I’ve covered a lot of this research before so most of it wasn’t too surprising to me… but three of them threw me for a loop.
I looked up the studies to verify. Sure enough, they were all the real deal:
1) Be Sincere Or Your Heart Will Explode
Frederickson says fake smiles can lead to heart attacks.
Fake smiles, just like the sneers of anger, predict heart wall collapse.
Faking smiles is going to lead to a coronary? Really? How will I ever make it through the holiday season this year?
Sounded like bunk to me, so I looked it up. She’s right:
The authors examined whether facial expressions of emotion would predict changes in heart function… Those participants who exhibited ischemia showed significantly more anger expressions and nonenjoyment smiles than nonischemics.
2) Smile When Life Sucks
Frederickson says if you can keep smiling during the bad times, you’ll recover from them faster.
…scientists who have studied the emotional upheaval of bereavement have found that people who experience at least some heartfelt positivity intermixed with their grief recover far faster.
Wait, I’m supposed to smile when I’m feeling miserable? That sounds crazy and will make me look like a serial killer.
Yeah, she’s right again:
Facial expressions of negative emotion, in particular anger, predicted increased grief at 14 months and poorer perceived health through 25 months. Facial expressions of positive emotion predicted decreased grief through 25 months and a positive but nonsignificant relation to perceived health. Predictive relations between negative and positive emotional expression persisted when initial levels of self-reported emotion, grief, and health were statistically controlled, demonstrating the mediating role of facial expressions of emotion in adjustment to conjugal loss.
3) Count Every Single Kind Thing You Do
Frederickson says you should keep a tally of the good things you do for people.
When my collaborators and I have asked people to become more aware of their kindness toward others, keeping a daily tally of each and every act of kindness, their positivity rises considerably.
Many people I know would almost never have to count past one or two but that’s beside the point. I’m really supposed to keep a running tally all day?

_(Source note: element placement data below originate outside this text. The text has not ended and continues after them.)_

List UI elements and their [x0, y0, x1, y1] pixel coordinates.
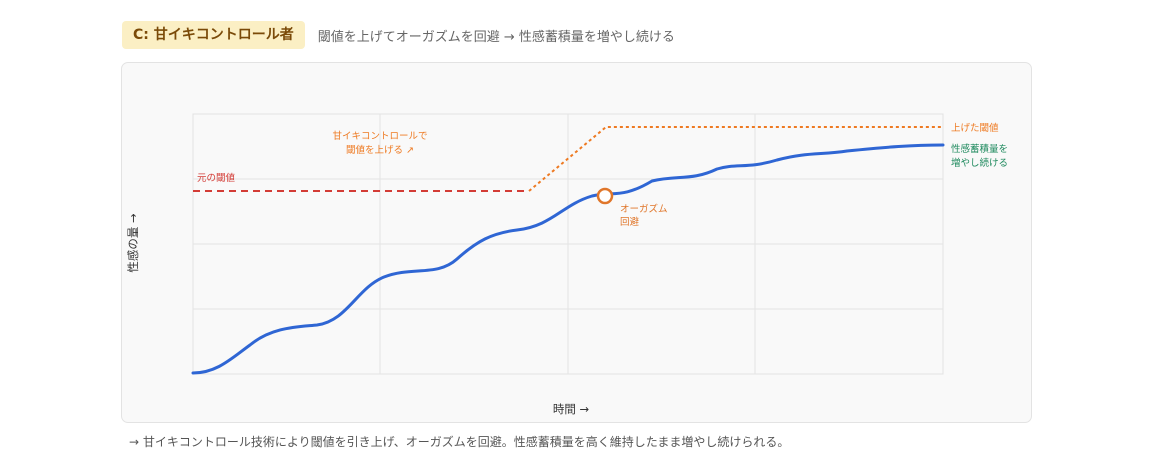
- header: C: 甘イキコントロール者 閾値を上げてオーガズムを回避 → 性感蓄積量を増やし…: [122, 21, 675, 49]
- accumulation-label-line1: 性感蓄積量を: [951, 143, 1008, 155]
- accumulation-label-line2: 増やし続ける: [951, 157, 1008, 169]
- section-badge: C: 甘イキコントロール者: [122, 21, 305, 49]
- raised-threshold-line: [528, 126, 943, 192]
- raised-threshold-label: 上げた閾値: [951, 122, 999, 134]
- original-threshold-label: 元の閾値: [197, 172, 236, 184]
- orgasm-avoid-label-line2: 回避: [620, 216, 640, 228]
- chart-svg: 元の閾値 甘イキコントロールで 閾値を上げる ↗ オーガズム 回避 上げた閾値 …: [126, 113, 1008, 416]
- x-axis-label: 時間 →: [553, 402, 590, 416]
- orgasm-avoid-marker: [596, 187, 614, 205]
- orgasm-avoid-label-line1: オーガズム: [620, 203, 668, 215]
- accumulation-curve: [191, 143, 945, 375]
- chart-panel: 元の閾値 甘イキコントロールで 閾値を上げる ↗ オーガズム 回避 上げた閾値 …: [121, 62, 1032, 423]
- y-axis-label: 性感の量 →: [126, 213, 140, 273]
- raise-threshold-label-line1: 甘イキコントロールで: [332, 130, 427, 142]
- section-subtitle: 閾値を上げてオーガズムを回避 → 性感蓄積量を増やし続ける: [317, 29, 675, 45]
- chart-caption: → 甘イキコントロール技術により閾値を引き上げ、オーガズムを回避。性感蓄積量を高…: [129, 435, 790, 449]
- grid: [193, 114, 943, 374]
- raise-threshold-label-line2: 閾値を上げる ↗: [346, 144, 414, 156]
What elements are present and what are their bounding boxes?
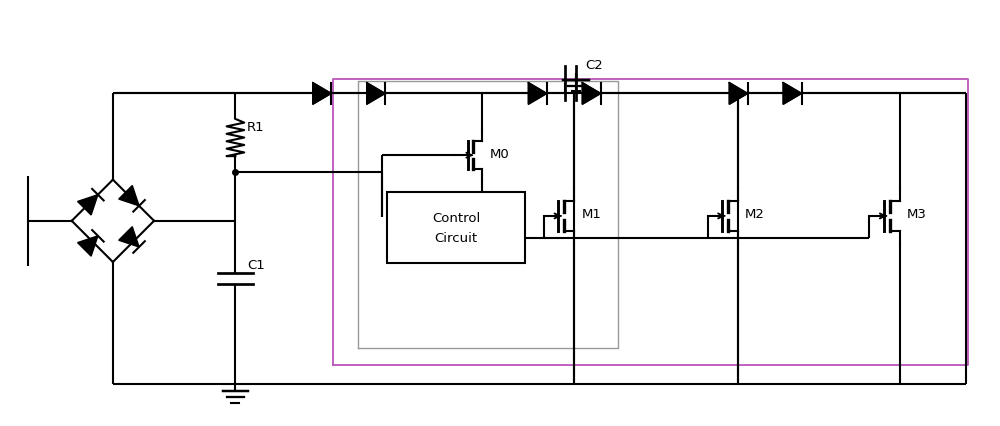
Text: M1: M1 <box>581 208 601 221</box>
Text: C2: C2 <box>585 59 603 72</box>
Text: M2: M2 <box>745 208 765 221</box>
Polygon shape <box>528 83 547 105</box>
Polygon shape <box>729 83 748 105</box>
Text: M3: M3 <box>907 208 927 221</box>
Polygon shape <box>582 83 601 105</box>
Text: C1: C1 <box>247 259 265 272</box>
Polygon shape <box>119 186 139 206</box>
Polygon shape <box>367 83 385 105</box>
Polygon shape <box>119 227 139 248</box>
Polygon shape <box>313 83 331 105</box>
Polygon shape <box>78 195 98 216</box>
FancyBboxPatch shape <box>387 193 524 263</box>
Text: M0: M0 <box>489 147 509 160</box>
Text: Circuit: Circuit <box>434 231 477 245</box>
Polygon shape <box>78 236 98 256</box>
Text: Control: Control <box>432 212 480 225</box>
Polygon shape <box>783 83 802 105</box>
Text: R1: R1 <box>247 121 265 133</box>
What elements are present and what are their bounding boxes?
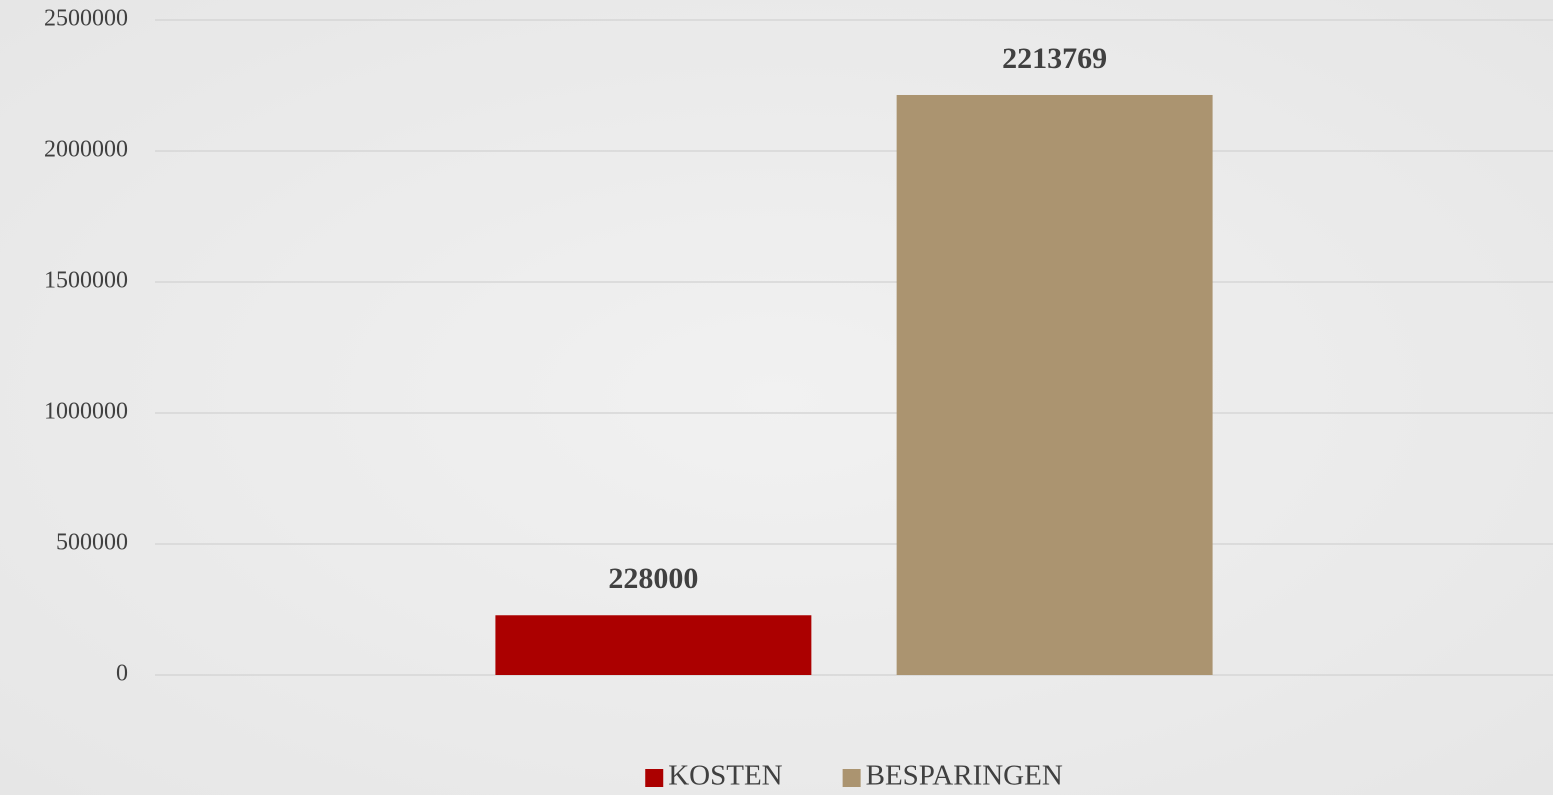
legend-swatch [645,769,664,787]
data-label: 228000 [608,562,698,595]
legend-swatch [842,769,861,787]
legend-label: KOSTEN [668,760,782,792]
bar [896,94,1213,675]
bar [495,615,812,675]
y-tick-label: 1500000 [44,268,128,294]
y-tick-label: 2000000 [44,137,128,163]
y-tick-label: 2500000 [44,6,128,32]
y-tick-label: 500000 [56,530,128,556]
y-tick-label: 0 [116,661,128,687]
legend-label: BESPARINGEN [866,760,1063,792]
data-label: 2213769 [1002,42,1107,75]
y-tick-label: 1000000 [44,399,128,425]
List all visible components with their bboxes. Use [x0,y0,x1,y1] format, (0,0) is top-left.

That’s insane. But it works:
We examined the relationship between the character strength of kindness and subjective happiness (Study 1), and the effects of a counting kindnesses intervention on subjective happiness (Study 2)…Subjective happiness was increased simply by counting one’s own acts of kindness for one week. (d) Happy people became more kind and grateful through the counting kindnesses intervention.
I read a lot of research but sometimes things surprise me too.
From now on I’ll be the guy smiling when he means it…
And smiling when he feels lousy…
And I’ll be holding a calculator.
Jim Manske’s insight:
Barbara’s work continues to inspire me. Just say no to negativity!